His fiction has appeared in various periodicals, including Asimov's Science Fiction, Clarkesworld, Interzone, Isaac Asimov's Science Fiction Magazine, Lightspeed, and Science Fiction Age, and the anthologies Alien Pregnant by Elvis, Alternate Outlaws, Alternate Skiffy, Alternate Tyrants, Ascents of Wonder, Best Short Novels: 2005, Beyond the Last Star: Stories from the Next Beginning, Clarkesworld Year Ten: Volume Two, Deals with the Devil, Dinosaur Fantastic, Enchanted Forests, Fantasy: The Best of the Year: 2006 Edition, The First Heroes: New Tales of the Bronze Age, Full Spectrum 4, In the Shadow of the Towers: Speculative Fiction in a Post-9/11 World, Mission Critical, Nebula Awards 33, Otherworldly Maine, The Shimmering Door, Sorceries, A Starfarer's Dozen: Stories of Things to Come, Starlight 1, Tel: Stories, Weird Tales from Shakespeare, The Year's Best Fantasy and Horror: Eighth Annual Collection, The Year's Best Science Fiction: Fourteenth Annual Collection, and The Year's Best Science Fiction & Fantasy 2017.

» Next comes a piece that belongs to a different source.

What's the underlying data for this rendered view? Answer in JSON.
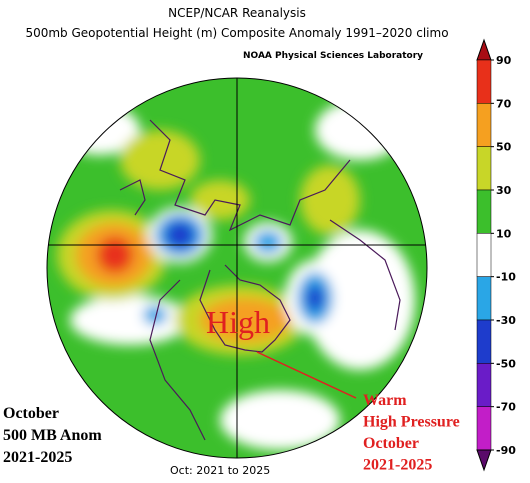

Feeley's essays have appeared in Absolute Magnitude, Ansible, Endzone, Foundation, Interzone, Locus, The New York Review of Science Fiction, SFWA Bulletin, Thrust, Vector, and Works of Art.

==Bibliography==
===Novels===
- The Oxygen Barons (1990)
- Arabian Wine (2005)
- Hamlet the Magician (forthcoming)

===Collections===
- Kentauros (2010)

===Short fiction===

- "The Light at the End of the Penumbra" (1977) [only as by Greg Feeley]
- "Neptune's Reach" (1986)
- "A Different Drumstick" (1988)
- "The Boulevard of Broken Domes" (1991)
- "The Mind's Place" (1993)
- "Thirteen Ways of Looking at a Dinosaur" (1993)
- "Reversals" (1993)
- "Aweary of the Sun" (1994)
- "Passion for the Souls Below" (1994)
- "Printer's Devils" (1994)
- "My Tongue in Thy Tale" (1994) (collected in Mike Resnick's alternate history anthology Alternate Outlaws)
- "In Fear of Little Nell" (1995)
- "Ursa Minor" (1995)
- "How Far To Th' End of the World?" (1995)
- "The Crab Lice" (1996)
- "The Drowning Cell" (1996)
- "The Weighing of Ayre" (1996)
- "Scatchophily" (1997)
- "On the Ice Islands" (1997)
- "The Truest Chill" (1997)
- "Animae Celestes" (1998)
- "Ladies in their Letters" (1999)
- "Spirit of the Place" (2000)
- "False Vacuum" (2002)
- "Arabian Wine" (2004)
- "Giliad" (2004)
- "Fancy Bread" (2005)
- "Awskonomuk" (2008)
- "The Bridge of Dreams" (2016)
- "Hanging Gardens" (2019)

==Awards==
The Oxygen Barons was a finalist for the 1991 Philip K. Dick Award. "Thirteen Ways of Looking at a Dinosaur" was a preliminary nominee for the 1995 Nebula Award for Best Short Story. "The Weighing of Ayre" placed third in the 1997 Theodore Sturgeon Award for Best short fiction and was a preliminary nominee for the 1998 Nebula Award for Best Novella. "On the Ice Islands" placed eighth in the 1998 Asimov's Readers' Poll for Best Novelette, and twentieth in the 1998 Locus Poll Award for Best Novelette. "The Crab Lice" was nominated for the 1998 Nebula Award for Best Short Story. "The Truest Chill" was nominated for the 1999 Nebula Award for Best Novelette. "Animae Celestes," was a finalist for the 1999 Sturgeon Award for Best Short Fiction and a preliminary nominee for the 2000 Nebula Award for Best Novelette. "Spirit of the Place" was a preliminary nominee for the 2002 Nebula Award for Best Novella. Arabian Wine placed twelfth in the 2005 Locus Poll Award for Best Novella and was a finalist for the 2005 Sturgeon Award for Best Short Fiction. "Giliad" placed eighteenth in the 2005 Locus Poll Award for Best Novella.